I have two setups - one takes approx. 10 minutes to run the other is still going after an hour:
10 m:
import pretrainedmodels
def resnext50_32x4d(pretrained=False):
pretrained = 'imagenet' if pretrained else None
model = pretrainedmodels.se_resnext50_32x4d(pretrained=pretrained)
return nn.Sequential(*list(model.children()))
learn = cnn_learner(data, resnext50_32x4d, pretrained=True, cut=-2, split_on=lambda m: (m[0][3], m[1]),metrics=[accuracy, error_rate])
Not finishing:
import torchvision.models as models
def get_model(pretrained=True, model_name = 'resnext50_32x4d', **kwargs ):
arch = models.resnext50_32x4d(pretrained, **kwargs )
return arch
learn = Learner(data, get_model(), metrics=[accuracy, error_rate])
This is all copied and hacked from other peoples code so there are parts that I do not understand. But the most perplexing one is why one would be so much faster than the other. I would like to use the second option because its easier for me to understand and I can just swap out the pretrained model to test different ones.
Both architectures are different. I assume you are using pretrained-models.pytorch.

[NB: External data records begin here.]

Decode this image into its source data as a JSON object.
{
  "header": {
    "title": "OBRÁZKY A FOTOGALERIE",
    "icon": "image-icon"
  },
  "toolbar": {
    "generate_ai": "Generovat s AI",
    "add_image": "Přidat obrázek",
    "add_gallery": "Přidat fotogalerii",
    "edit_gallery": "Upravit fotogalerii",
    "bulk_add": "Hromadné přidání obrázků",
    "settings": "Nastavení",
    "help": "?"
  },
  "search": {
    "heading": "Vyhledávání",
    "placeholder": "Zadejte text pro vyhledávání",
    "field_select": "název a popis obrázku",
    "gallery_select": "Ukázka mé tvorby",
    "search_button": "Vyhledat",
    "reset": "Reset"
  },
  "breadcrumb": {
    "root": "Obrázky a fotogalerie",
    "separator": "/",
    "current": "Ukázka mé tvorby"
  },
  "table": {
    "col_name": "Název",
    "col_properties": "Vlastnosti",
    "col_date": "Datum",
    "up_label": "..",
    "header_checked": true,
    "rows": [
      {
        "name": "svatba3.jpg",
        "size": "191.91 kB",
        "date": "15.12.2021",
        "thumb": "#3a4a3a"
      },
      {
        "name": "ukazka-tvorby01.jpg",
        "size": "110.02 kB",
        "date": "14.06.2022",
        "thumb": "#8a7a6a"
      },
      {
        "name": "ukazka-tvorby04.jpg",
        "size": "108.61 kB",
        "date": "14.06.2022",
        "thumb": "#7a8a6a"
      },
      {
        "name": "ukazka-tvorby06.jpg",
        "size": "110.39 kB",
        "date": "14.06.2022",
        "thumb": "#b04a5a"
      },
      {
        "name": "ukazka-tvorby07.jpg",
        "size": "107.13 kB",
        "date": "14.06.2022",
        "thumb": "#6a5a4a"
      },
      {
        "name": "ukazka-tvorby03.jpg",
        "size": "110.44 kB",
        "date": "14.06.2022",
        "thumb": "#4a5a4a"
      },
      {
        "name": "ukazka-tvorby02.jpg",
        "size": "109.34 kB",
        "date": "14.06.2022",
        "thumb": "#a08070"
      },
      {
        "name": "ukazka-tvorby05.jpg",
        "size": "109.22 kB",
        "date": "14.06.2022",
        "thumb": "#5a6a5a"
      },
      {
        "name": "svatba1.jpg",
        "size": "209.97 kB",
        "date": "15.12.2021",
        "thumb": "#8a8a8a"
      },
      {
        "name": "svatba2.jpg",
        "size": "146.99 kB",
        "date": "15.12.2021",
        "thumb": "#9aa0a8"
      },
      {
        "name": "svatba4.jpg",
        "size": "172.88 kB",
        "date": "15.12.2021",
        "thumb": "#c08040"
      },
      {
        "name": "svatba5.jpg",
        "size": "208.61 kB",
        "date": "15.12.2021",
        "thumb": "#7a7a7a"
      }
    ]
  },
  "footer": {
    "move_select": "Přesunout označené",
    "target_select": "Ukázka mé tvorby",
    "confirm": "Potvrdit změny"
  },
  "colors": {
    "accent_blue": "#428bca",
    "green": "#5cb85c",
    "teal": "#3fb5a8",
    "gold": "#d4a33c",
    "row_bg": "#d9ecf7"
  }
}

Please notice you are using SE-ResNeXt in your first example and ResNeXt in second (standard one from torchvision
).
The first version uses faster block architecture (Squeeze and Excitation), research paper describing it here.
I'm not sure about exact differences between both architectures and implementations except different building block used, but
you could print
both models and check for differences.
Finally here is a nice article summarizing what Squeeze And Excitation is. Basically you do GlobalAveragePooling
on all channels (im pytorch it would be torch.nn.AdaptiveAvgPoo2d(1)
and flatten
afterwards), push it through two linear layers (with ReLU
activation in-between) finished by sigmoid
in order to get weights for each channel. Finally you multiply the channels by those.
Additionally you are doing something strange with modules transforming them to torch.nn.Sequential
. There may be some logic in forward
call of pretrained network you are removing by copying modules, it may play a part as well.